Strategy A: The "Amnesiac" Reflex (Cell Size)

  • The Analogy: Imagine a game of "Hot Potato." You pass the potato to the next person. You don't care who passed it to you, or who passed it to them before that. You only care about the potato right now.
  • The Science: When a bacterium divides, the size of the baby cell depends only on the size of the parent cell at that exact moment. It has no memory of its grandparents or great-grandparents.
  • The Result: This is called "Markovian" or "memory-free" dynamics. If a baby cell is born too small, it just grows a bit faster next time to catch up. If it's too big, it slows down. It forgets the past immediately. This allows the population to stabilize very quickly (in about 6 generations).

Strategy B: The "Long-Grudge" Holder (Growth Rate)

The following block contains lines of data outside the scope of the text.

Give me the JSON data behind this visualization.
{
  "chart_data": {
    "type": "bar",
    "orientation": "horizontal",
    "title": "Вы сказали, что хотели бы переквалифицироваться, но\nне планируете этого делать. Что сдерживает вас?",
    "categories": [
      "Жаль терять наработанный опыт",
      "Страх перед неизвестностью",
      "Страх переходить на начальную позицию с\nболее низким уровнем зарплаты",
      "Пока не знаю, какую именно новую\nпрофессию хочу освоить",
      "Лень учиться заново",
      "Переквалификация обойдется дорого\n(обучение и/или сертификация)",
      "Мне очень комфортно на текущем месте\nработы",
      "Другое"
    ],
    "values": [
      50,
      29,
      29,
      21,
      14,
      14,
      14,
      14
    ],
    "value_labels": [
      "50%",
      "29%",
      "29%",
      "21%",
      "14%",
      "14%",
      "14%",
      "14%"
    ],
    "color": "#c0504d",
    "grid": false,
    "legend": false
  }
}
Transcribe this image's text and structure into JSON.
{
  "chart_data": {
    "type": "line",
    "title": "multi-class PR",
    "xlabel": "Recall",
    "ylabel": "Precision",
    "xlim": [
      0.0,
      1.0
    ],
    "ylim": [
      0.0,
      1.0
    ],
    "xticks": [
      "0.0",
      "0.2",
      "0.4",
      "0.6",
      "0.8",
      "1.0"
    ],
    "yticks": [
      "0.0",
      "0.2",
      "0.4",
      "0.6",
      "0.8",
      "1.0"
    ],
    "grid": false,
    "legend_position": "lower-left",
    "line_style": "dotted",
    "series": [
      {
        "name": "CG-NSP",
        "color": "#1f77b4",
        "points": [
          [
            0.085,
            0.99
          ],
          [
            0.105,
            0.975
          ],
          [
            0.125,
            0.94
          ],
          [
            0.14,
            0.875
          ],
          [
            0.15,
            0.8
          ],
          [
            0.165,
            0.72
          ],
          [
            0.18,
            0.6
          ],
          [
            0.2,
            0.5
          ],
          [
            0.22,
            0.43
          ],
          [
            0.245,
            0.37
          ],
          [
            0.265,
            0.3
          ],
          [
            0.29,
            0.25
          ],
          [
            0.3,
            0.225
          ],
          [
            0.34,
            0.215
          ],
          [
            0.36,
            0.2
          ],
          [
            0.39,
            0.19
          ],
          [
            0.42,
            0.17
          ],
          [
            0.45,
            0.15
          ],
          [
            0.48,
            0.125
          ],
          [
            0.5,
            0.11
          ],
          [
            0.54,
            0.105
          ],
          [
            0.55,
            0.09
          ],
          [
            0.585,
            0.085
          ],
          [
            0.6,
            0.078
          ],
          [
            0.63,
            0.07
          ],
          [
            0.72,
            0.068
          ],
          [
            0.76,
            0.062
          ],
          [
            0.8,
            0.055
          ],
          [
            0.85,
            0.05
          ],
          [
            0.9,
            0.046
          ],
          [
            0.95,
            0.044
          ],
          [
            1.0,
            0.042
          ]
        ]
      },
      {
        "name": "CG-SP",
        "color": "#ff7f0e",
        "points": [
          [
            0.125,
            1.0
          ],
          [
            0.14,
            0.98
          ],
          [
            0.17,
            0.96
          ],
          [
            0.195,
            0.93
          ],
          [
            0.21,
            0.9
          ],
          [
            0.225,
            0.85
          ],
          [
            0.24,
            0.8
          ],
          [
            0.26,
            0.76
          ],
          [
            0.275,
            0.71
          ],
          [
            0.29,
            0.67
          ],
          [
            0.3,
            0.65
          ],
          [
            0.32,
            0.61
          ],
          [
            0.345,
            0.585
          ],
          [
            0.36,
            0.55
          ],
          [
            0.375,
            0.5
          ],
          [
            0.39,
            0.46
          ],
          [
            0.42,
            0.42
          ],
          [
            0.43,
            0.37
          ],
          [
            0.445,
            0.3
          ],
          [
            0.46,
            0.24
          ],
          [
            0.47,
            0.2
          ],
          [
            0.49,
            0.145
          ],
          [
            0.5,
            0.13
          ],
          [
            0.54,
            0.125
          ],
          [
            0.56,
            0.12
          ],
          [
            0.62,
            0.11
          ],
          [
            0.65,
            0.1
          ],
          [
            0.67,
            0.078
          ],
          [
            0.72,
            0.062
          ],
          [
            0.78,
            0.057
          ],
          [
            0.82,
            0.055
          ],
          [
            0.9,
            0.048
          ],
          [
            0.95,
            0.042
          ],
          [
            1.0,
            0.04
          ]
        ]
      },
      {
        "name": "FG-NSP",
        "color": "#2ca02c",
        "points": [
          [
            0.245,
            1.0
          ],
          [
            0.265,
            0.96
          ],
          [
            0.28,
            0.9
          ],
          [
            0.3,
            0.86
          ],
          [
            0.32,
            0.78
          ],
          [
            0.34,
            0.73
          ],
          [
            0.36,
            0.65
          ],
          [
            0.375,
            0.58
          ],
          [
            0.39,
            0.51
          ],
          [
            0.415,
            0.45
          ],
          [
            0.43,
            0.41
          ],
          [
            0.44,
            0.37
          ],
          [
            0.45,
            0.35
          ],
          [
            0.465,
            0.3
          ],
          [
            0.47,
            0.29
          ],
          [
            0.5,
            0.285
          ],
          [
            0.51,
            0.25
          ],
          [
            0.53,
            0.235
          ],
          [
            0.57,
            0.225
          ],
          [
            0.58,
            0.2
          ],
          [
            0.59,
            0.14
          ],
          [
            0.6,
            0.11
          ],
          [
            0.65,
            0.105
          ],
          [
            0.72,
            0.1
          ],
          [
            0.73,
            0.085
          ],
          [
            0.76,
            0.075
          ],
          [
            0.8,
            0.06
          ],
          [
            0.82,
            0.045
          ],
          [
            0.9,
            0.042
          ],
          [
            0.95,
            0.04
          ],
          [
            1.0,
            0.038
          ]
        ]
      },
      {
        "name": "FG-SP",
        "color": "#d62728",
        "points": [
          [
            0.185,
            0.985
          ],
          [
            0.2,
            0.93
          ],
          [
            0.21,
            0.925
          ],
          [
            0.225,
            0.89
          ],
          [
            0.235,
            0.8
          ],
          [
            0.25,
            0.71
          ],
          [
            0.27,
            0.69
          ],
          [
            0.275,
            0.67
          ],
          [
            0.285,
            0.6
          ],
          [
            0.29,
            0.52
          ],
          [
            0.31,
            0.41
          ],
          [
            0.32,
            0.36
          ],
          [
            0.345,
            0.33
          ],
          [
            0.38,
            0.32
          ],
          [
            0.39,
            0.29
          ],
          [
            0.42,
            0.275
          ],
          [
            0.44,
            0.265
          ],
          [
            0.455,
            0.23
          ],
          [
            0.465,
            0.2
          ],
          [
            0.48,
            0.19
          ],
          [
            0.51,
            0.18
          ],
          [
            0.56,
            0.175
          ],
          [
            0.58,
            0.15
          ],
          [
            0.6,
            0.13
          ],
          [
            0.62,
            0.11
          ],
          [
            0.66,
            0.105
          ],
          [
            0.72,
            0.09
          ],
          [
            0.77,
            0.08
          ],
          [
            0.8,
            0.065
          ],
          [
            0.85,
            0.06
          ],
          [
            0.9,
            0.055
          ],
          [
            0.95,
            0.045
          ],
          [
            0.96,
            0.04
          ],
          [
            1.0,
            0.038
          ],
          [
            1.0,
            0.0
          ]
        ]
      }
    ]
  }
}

  • The Analogy: Imagine a family where the dad had a bad day at work. He snaps at his son. The son, stressed, snaps at his daughter. The daughter snaps at her friend. The original bad mood travels down the line for 40 generations.
  • The Science: Unlike size, the speed at which a bacterium grows remembers the past. If a cell grew slowly because of a bad environment, its children, grandchildren, and even great-great-grandchildren might still grow slowly, even if the environment has improved.
  • The Result: This is "non-Markovian" or "memoryful" dynamics. The bacteria hold onto a "fossilized" memory of their history for a long time (up to 40 generations). It takes much longer for the growth rate to settle down.

2. The "Magic Recipe" (The Scaling Law)

The authors found a mathematical "secret sauce" that predicts exactly how these bacteria behave, no matter the species or the environment.

  • The Analogy: Imagine you have a recipe for a cake.
    • The Ingredients (The Noise): Every time you bake, the flour measurement is slightly off. Sometimes it's a cup, sometimes a cup and a spoon. This randomness is the "noise."
    • The Rule (The Linear Map): The recipe says, "Whatever amount of flour you used last time, multiply it by 0.8 and add a little sugar."
  • The Science: They found that the size of the next generation is simply a linear rule (a straight line) applied to the current size, plus some random noise.
    • The Trade-off: There is a catch. The bacteria are walking a tightrope between Speed and Precision.
      • If they try to correct their size too fast (high precision), they become unstable and chaotic.
      • If they correct themselves too slowly (low precision), they take forever to stabilize.
      • Nature has tuned them to be just on the edge of stability. They are "lazy" in a way—they correct just enough to survive, but not so much that they waste energy or become unstable.

3. Why This Matters

This paper changes how we view life.

  • Old View: Life is a machine trying to hit a perfect target.
  • New View: Life is a dance. The bacteria aren't trying to be perfect; they are trying to maintain a rhythm of variation.

They found that even though every bacterium is different, and every environment is different, they all follow the same universal dance steps. Whether it's a bacterium in a petri dish at 30°C or one in a cold stream at 25°C, the "music" (the mathematical rule) is the same.

Summary in One Sentence

Bacteria don't have a fixed target size they aim for; instead, they use a "forgetful" reflex to manage their size quickly, while holding onto a "long-term memory" of their growth speed, all while dancing on a tightrope between being too precise and being too slow.